The grimtooth/Tomb of Horrors vibe turns me off also. It’s a pretty strong reaction from me, and I’m sure I’m prejudiced against this sort of dungeon. A pool of water in a natural cave that’s actually acid, or a sodium ball that drops into a pool of water to explode. Lots of levers to pull to make certain things happen. I like all of these elements, separately, but when put together in a “Challenge” style tomb I start to react badly. I think it’s the whole “the dungeon builder/wizard wants to test you” thing that I loathe, and this resembles that if you squint enough.
The dungeon is pretty linear. The map looks like a Logos-style map, but is’ pretty linear with a couple of offshoot corridors with more empty rooms and “challenges.” It’s not really large enough to stretch your legs in or to get that feeling of dread from not knowing what’s down the road not taken.

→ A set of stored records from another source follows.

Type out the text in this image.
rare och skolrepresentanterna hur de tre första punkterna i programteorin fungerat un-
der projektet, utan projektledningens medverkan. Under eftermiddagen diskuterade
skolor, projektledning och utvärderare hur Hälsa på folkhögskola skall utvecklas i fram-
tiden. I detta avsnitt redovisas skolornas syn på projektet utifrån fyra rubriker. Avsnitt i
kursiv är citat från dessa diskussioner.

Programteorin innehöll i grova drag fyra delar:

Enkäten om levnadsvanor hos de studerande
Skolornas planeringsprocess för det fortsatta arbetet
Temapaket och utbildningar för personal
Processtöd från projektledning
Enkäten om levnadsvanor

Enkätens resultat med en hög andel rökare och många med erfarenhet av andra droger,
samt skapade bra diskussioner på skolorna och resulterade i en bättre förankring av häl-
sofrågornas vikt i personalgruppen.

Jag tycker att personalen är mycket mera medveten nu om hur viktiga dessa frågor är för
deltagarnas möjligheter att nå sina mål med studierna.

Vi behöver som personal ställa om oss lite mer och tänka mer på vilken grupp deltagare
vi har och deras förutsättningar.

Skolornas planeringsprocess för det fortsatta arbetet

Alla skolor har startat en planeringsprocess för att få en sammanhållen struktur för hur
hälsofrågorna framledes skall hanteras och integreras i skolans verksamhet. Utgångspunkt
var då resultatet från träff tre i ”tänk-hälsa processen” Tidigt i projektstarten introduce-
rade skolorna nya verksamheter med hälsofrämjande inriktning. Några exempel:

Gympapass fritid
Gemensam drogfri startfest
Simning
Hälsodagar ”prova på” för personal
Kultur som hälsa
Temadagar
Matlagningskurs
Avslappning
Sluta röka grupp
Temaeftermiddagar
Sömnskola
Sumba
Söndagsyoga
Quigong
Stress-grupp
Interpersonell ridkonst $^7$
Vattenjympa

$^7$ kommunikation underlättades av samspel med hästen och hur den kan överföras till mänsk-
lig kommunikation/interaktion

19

It does a decent job with the monsters and the treasure. It’s new monsters and treasure, which is always nice to see. The descriptions are a bit wanting though. “As normal skeletons, but armed with norse weapons.” Not exactly inspiring. Spectral skeletons dripping with ectoplasm (a different monster) is a bit better.

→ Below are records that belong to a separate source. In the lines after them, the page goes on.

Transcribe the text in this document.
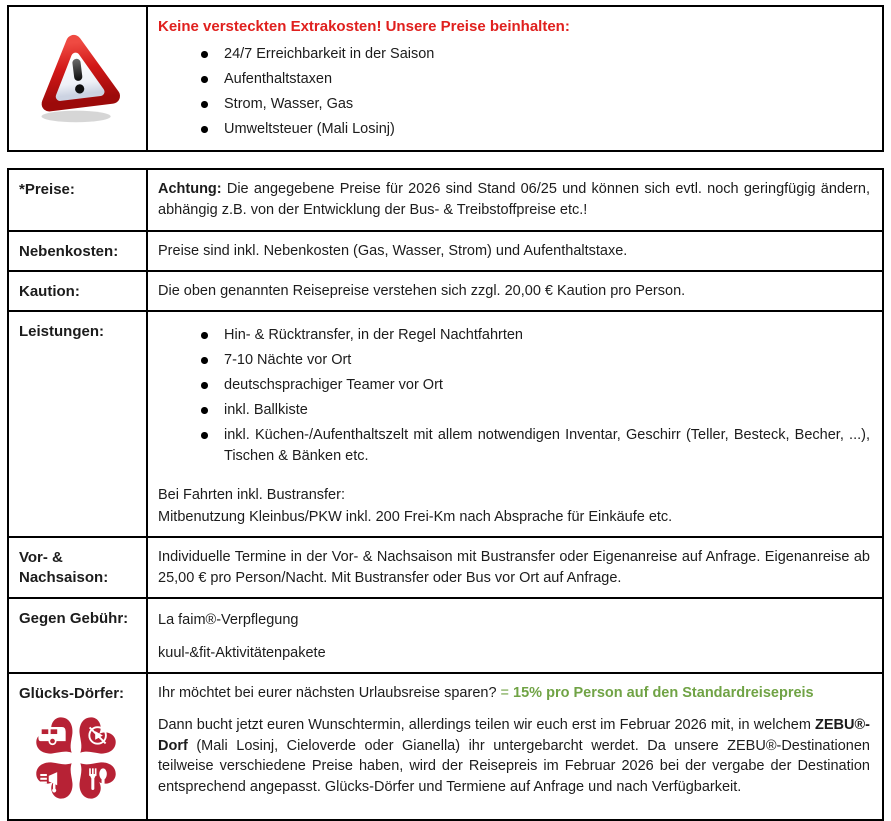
Keine versteckten Extrakosten! Unsere Preise beinhalten:
24/7 Erreichbarkeit in der Saison
Aufenthaltstaxen
Strom, Wasser, Gas
Umweltsteuer (Mali Losinj)
*Preise:	Achtung: Die angegebene Preise für 2026 sind Stand 06/25 und können sich evtl. noch geringfügig ändern, abhängig z.B. von der Entwicklung der Bus- & Treibstoffpreise etc.!
Nebenkosten:	Preise sind inkl. Nebenkosten (Gas, Wasser, Strom) und Aufenthaltstaxe.
Kaution:	Die oben genannten Reisepreise verstehen sich zzgl. 20,00 € Kaution pro Person.
Leistungen:	Hin- & Rücktransfer, in der Regel Nachtfahrten
7-10 Nächte vor Ort
deutschsprachiger Teamer vor Ort
inkl. Ballkiste
inkl. Küchen-/Aufenthaltszelt mit allem notwendigen Inventar, Geschirr (Teller, Besteck, Becher, ...), Tischen & Bänken etc.
Bei Fahrten inkl. Bustransfer:
Mitbenutzung Kleinbus/PKW inkl. 200 Frei-Km nach Absprache für Einkäufe etc.

Vor- & Nachsaison:	Individuelle Termine in der Vor- & Nachsaison mit Bustransfer oder Eigenanreise auf Anfrage. Eigenanreise ab 25,00 € pro Person/Nacht. Mit Bustransfer oder Bus vor Ort auf Anfrage.
Gegen Gebühr:	La faim®-Verpflegung
kuul-&fit-Aktivitätenpakete

Glücks-Dörfer:	Ihr möchtet bei eurer nächsten Urlaubsreise sparen? = 15% pro Person auf den Standardreisepreis

Dann bucht jetzt euren Wunschtermin, allerdings teilen wir euch erst im Februar 2026 mit, in welchem ZEBU®-Dorf (Mali Losinj, Cieloverde oder Gianella) ihr untergebarcht werdet. Da unsere ZEBU®-Destinationen teilweise verschiedene Preise haben, wird der Reisepreis im Februar 2026 bei der vergabe der Destination entsprechend angepasst. Glücks-Dörfer und Termiene auf Anfrage und nach Verfügbarkeit.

The ending has the undead king arise, 10 turns later, and begin to summon an army of the dead. The beginning has the party find a cross that is used as a kind of key to open some of the doors/traps in the complex. Both of those elements are pretty decent. It’s the middle that suffers a lot. The conversational style leads to the lack of focus in the descriptions, resulting in boring instead of inspiring.